Paus Franciscus - 24 november 2013
Heel het leven van Jezus, zijn wijze van omgaan met de armen, zijn gebaren, zijn coherentie, zijn dagelijkse en eenvoudige edelmoedigheid en tenslotte zijn totale overgave, dit alles is kostbaar en spreekt tot ons persoonlijk leven. Telkens als men dit weer ontdekt, overtuigt men zich ervan dat dit het is waaraan de anderen behoefte hebben, ook al herkennen zij het niet: “Wat gij vereert zonder het te kennen, dat kom ik u verkondigen” (Hand. 17, 23). Soms verliezen wij het enthousiasme voor de zending en vergeten dan dat het Evangelie beantwoordt aan de diepste noden van de personen, omdat wij allen zijn geschapen voor hetgeen het Evangelie ons voorhoudt: de vriendschap met Jezus en de broederlijke liefde. Wanneer men erin slaagt de wezenlijke inhoud van het Evangelie gepast en mooi tot uitdrukking te brengen, dan zal die boodschap zeker een antwoord geven op de diepste vragen van de harten: “De missionaris is overtuigd dat er door de werking van de Geest in de afzonderlijke personen en in de volkeren reeds een, wellicht onbewust, verlangen is om de waarheid te kennen over God, over de mens en over de weg die naar de bevrijding uit zonde en dood leidt.

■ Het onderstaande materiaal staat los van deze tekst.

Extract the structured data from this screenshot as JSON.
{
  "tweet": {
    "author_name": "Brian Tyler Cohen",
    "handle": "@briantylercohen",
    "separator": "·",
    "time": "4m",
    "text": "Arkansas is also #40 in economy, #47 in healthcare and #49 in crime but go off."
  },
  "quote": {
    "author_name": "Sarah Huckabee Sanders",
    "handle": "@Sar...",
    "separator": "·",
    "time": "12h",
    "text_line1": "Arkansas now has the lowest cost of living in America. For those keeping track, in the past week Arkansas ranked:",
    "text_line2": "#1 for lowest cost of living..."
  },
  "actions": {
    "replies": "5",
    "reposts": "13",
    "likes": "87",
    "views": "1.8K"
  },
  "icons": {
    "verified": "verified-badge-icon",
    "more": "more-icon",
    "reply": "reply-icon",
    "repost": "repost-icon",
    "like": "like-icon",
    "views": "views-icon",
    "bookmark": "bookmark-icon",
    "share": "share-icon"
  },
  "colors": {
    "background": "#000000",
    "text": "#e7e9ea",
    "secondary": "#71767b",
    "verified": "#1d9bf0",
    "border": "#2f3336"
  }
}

Het enthousiasme in de verkondiging van Christus vloeit voort uit de overtuiging dat men beantwoordt aan dat verlangen”. H. Paus Johannes Paulus II, Encycliek, Over de blijvende geldigheid van de missie-opdracht, Redemptoris Missio (7 dec 1990), 45
Het enthousiasme bij de evangelisatie baseert zich op deze overtuiging. Wij hebben een schat aan leven en liefde ter beschikking die niet kan bedriegen, de boodschap die niet kan manipuleren, noch teleurstellen. Het is een antwoord dat neerdaalt in het diepste van het menselijk wezen en dat hem kan ondersteunen en verheffen. Het is de waarheid die niet uit de mode raakt, omdat zij in staat is daar door te dringen waar niets anders kan komen. Onze oneindige droefheid wordt alleen maar genezen met een oneindige liefde.